Another veteran of Civil War relief efforts was ultimately more successful in convincing American statesmen to support the Geneva Convention. In 1870 Clara Barton, who had gained pubic attention during the Civil War for her relief activities, met members of the International Committee of the Red Cross in Geneva. Inspired, she worked with the national organizations of the Red Cross during the Franco-Prussian War and later during the Russo-Turkish War of 1877. She tirelessly argued for a Red Cross in the United States, and wrote a pamphlet, The Red Cross of the Geneva Convention: What It Is (1878). In it she emphasized not only the potential for Red Cross activities in war, but the role it could play in peacetime in the United States to provide relief in the wake of disasters and emergencies. Recent devastating fires in Chicago and Boston as well as floods, industrial accidents, outbreaks of disease, and other emergencies required organized action and Americans in growing numbers supported the Red Cross largely because of its potential to help at home. Barton also petitioned Presidents Rutherford B. Hayes, James A. Garfield, and Chester A. Arthur to promote the ratification of the Geneva treaty. Barton's success came all at once. She finally succeeded in establishing an American Red Cross (ARC) in 1881 and in 1882, with the support of Secretary of State James G. Blaine, the United States Congress ratified the Geneva treaty.

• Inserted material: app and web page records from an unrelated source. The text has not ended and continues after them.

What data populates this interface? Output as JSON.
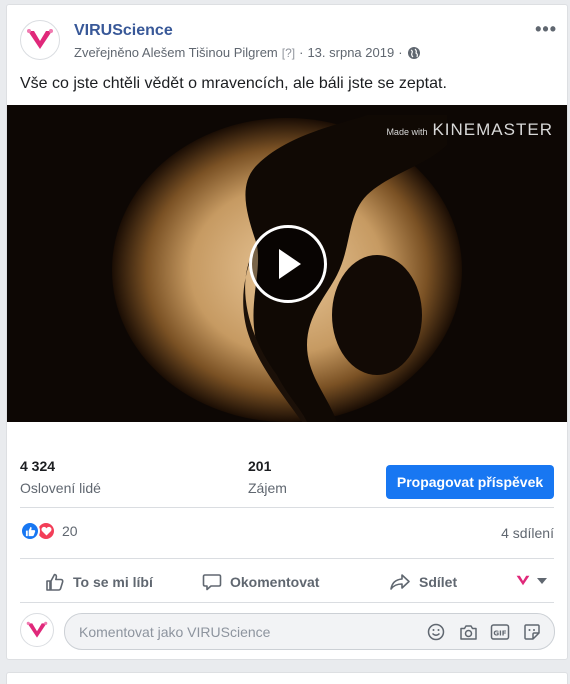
{
  "post": {
    "page_name": "VIRUScience",
    "published_by": "Zveřejněno Alešem Tišinou Pilgrem",
    "help_mark": "[?]",
    "separator": "·",
    "date": "13. srpna 2019",
    "more_label": "•••",
    "caption": "Vše co jste chtěli vědět o mravencích, ale báli jste se zeptat."
  },
  "video": {
    "watermark_small": "Made with",
    "watermark_big": "KINEMASTER"
  },
  "stats": {
    "reach_value": "4 324",
    "reach_label": "Oslovení lidé",
    "engagement_value": "201",
    "engagement_label": "Zájem",
    "promote_label": "Propagovat příspěvek"
  },
  "reactions": {
    "count": "20",
    "shares": "4 sdílení"
  },
  "actions": {
    "like": "To se mi líbí",
    "comment": "Okomentovat",
    "share": "Sdílet"
  },
  "comment": {
    "placeholder": "Komentovat jako VIRUScience"
  },
  "colors": {
    "brand_blue": "#1877f2",
    "name_blue": "#385898",
    "logo_pink": "#e0287a"
  }
}
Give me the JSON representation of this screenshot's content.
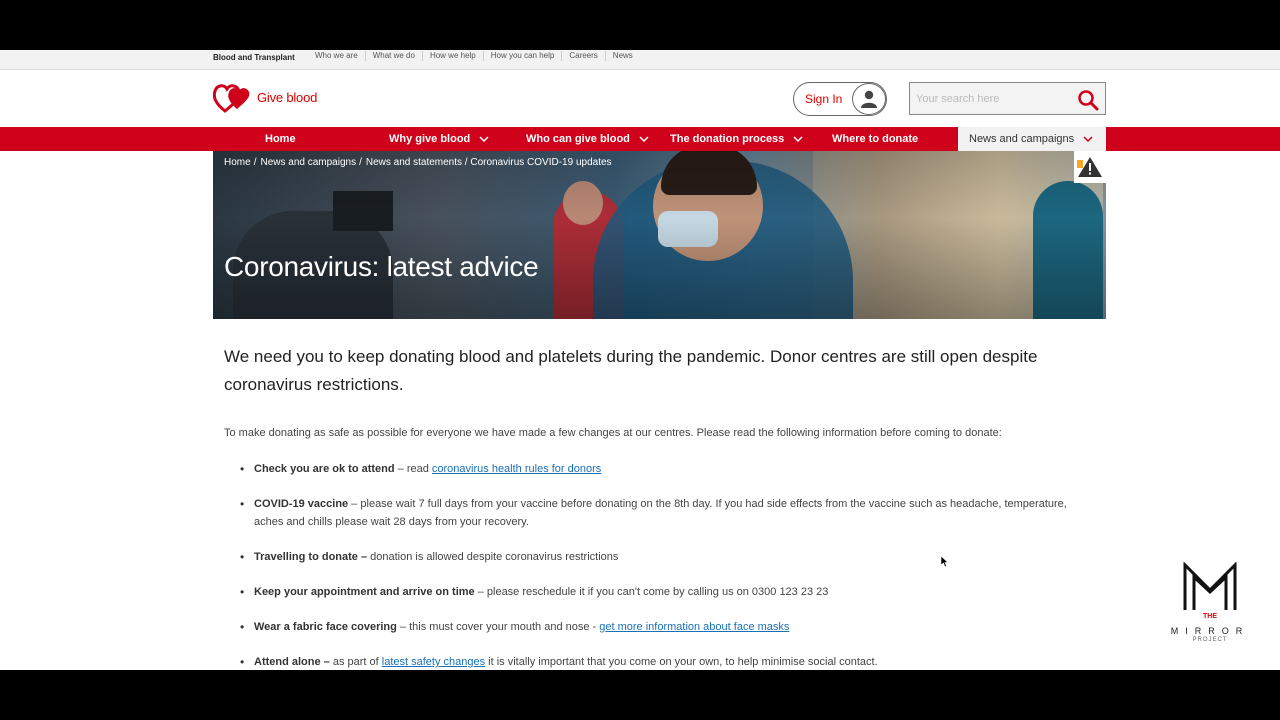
{
  "topbar": {
    "brand": "Blood and Transplant",
    "links": [
      "Who we are",
      "What we do",
      "How we help",
      "How you can help",
      "Careers",
      "News"
    ]
  },
  "header": {
    "logo_text": "Give blood",
    "sign_in": "Sign In",
    "search_placeholder": "Your search here"
  },
  "nav": {
    "items": [
      "Home",
      "Why give blood",
      "Who can give blood",
      "The donation process",
      "Where to donate",
      "News and campaigns"
    ]
  },
  "breadcrumb": [
    "Home",
    "News and campaigns",
    "News and statements / Coronavirus COVID-19 updates"
  ],
  "hero_title": "Coronavirus: latest advice",
  "lead": "We need you to keep donating blood and platelets during the pandemic. Donor centres are still open despite coronavirus restrictions.",
  "intro": "To make donating as safe as possible for everyone we have made a few changes at our centres. Please read the following information before coming to donate:",
  "points": [
    {
      "bold": "Check you are ok to attend",
      "text": " – read ",
      "link": "coronavirus health rules for donors",
      "after": ""
    },
    {
      "bold": "COVID-19 vaccine",
      "text": " – please wait 7 full days from your vaccine before donating on the 8th day. If you had side effects from the vaccine such as headache, temperature, aches and chills please wait 28 days from your recovery.",
      "link": "",
      "after": ""
    },
    {
      "bold": "Travelling to donate –",
      "text": " donation is allowed despite coronavirus restrictions",
      "link": "",
      "after": ""
    },
    {
      "bold": "Keep your appointment and arrive on time",
      "text": " – please reschedule it if you can't come by calling us on 0300 123 23 23",
      "link": "",
      "after": ""
    },
    {
      "bold": "Wear a fabric face covering",
      "text": " – this must cover your mouth and nose - ",
      "link": "get more information about face masks",
      "after": ""
    },
    {
      "bold": "Attend alone –",
      "text": " as part of ",
      "link": "latest safety changes",
      "after": " it is vitally important that you come on your own, to help minimise social contact."
    }
  ],
  "watermark": {
    "the": "THE",
    "mirror": "MIRROR",
    "project": "PROJECT"
  },
  "colors": {
    "brand_red": "#d0021b",
    "link_blue": "#1a6fb5"
  }
}
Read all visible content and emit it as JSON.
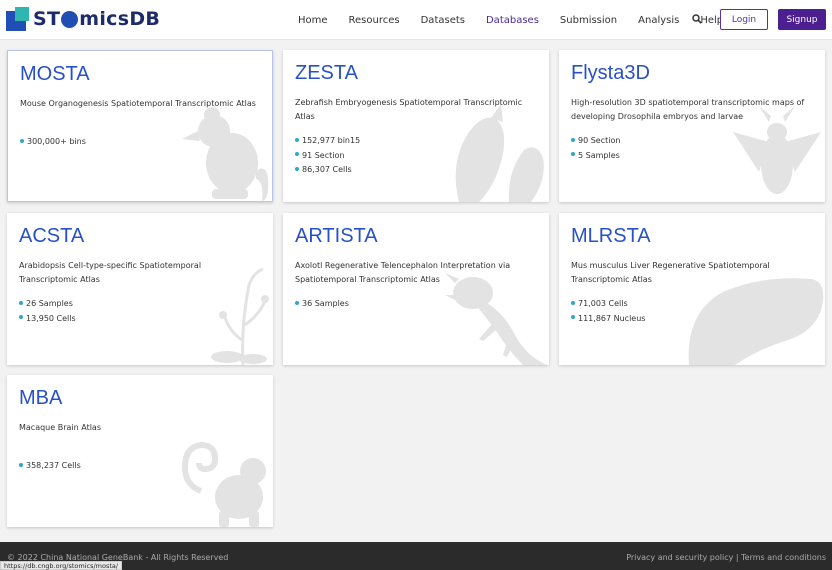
{
  "brand": {
    "logo_left": "ST",
    "logo_right": "micsDB"
  },
  "nav": {
    "links": [
      "Home",
      "Resources",
      "Datasets",
      "Databases",
      "Submission",
      "Analysis",
      "Help"
    ],
    "active": "Databases",
    "search_icon": "search-icon",
    "login_label": "Login",
    "signup_label": "Signup"
  },
  "colors": {
    "title_blue": "#2850c8",
    "brand_purple": "#4b1f8f",
    "bullet": "#2fa7c8"
  },
  "cards": [
    {
      "title": "MOSTA",
      "desc": "Mouse Organogenesis Spatiotemporal Transcriptomic Atlas",
      "stats": [
        "300,000+ bins"
      ],
      "icon": "mouse-icon"
    },
    {
      "title": "ZESTA",
      "desc": "Zebrafish Embryogenesis Spatiotemporal Transcriptomic Atlas",
      "stats": [
        "152,977 bin15",
        "91 Section",
        "86,307 Cells"
      ],
      "icon": "zebrafish-icon"
    },
    {
      "title": "Flysta3D",
      "desc": "High-resolution 3D spatiotemporal transcriptomic maps of developing Drosophila embryos and larvae",
      "stats": [
        "90 Section",
        "5 Samples"
      ],
      "icon": "fly-icon"
    },
    {
      "title": "ACSTA",
      "desc": "Arabidopsis Cell-type-specific Spatiotemporal Transcriptomic Atlas",
      "stats": [
        "26 Samples",
        "13,950 Cells"
      ],
      "icon": "plant-icon"
    },
    {
      "title": "ARTISTA",
      "desc": "Axolotl Regenerative Telencephalon Interpretation via Spatiotemporal Transcriptomic Atlas",
      "stats": [
        "36 Samples"
      ],
      "icon": "axolotl-icon"
    },
    {
      "title": "MLRSTA",
      "desc": "Mus musculus Liver Regenerative Spatiotemporal Transcriptomic Atlas",
      "stats": [
        "71,003 Cells",
        "111,867 Nucleus"
      ],
      "icon": "liver-icon"
    },
    {
      "title": "MBA",
      "desc": "Macaque Brain Atlas",
      "stats": [
        "358,237 Cells"
      ],
      "icon": "monkey-icon"
    }
  ],
  "footer": {
    "copyright": "© 2022 China National GeneBank - All Rights Reserved",
    "privacy": "Privacy and security policy",
    "separator": "|",
    "terms": "Terms and conditions"
  },
  "status_url": "https://db.cngb.org/stomics/mosta/"
}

In its early years the ARC was mostly involved in disaster relief at home rather than relief to victims of war, but its future role in world affairs would be extensive. Although a latecomer to the League of the Red Cross, the name of the federation to which national organizations belong, the ARC had some impact on the international movement. Henry Dunant had suggested the Red Cross should also assist in disaster relief, and the International Committee of the Red Cross considered such activities as a part of their role. The adoption by the ARC in 1884 of an explicit article calling for relief of suffering in times of peace was known as the American Amendment.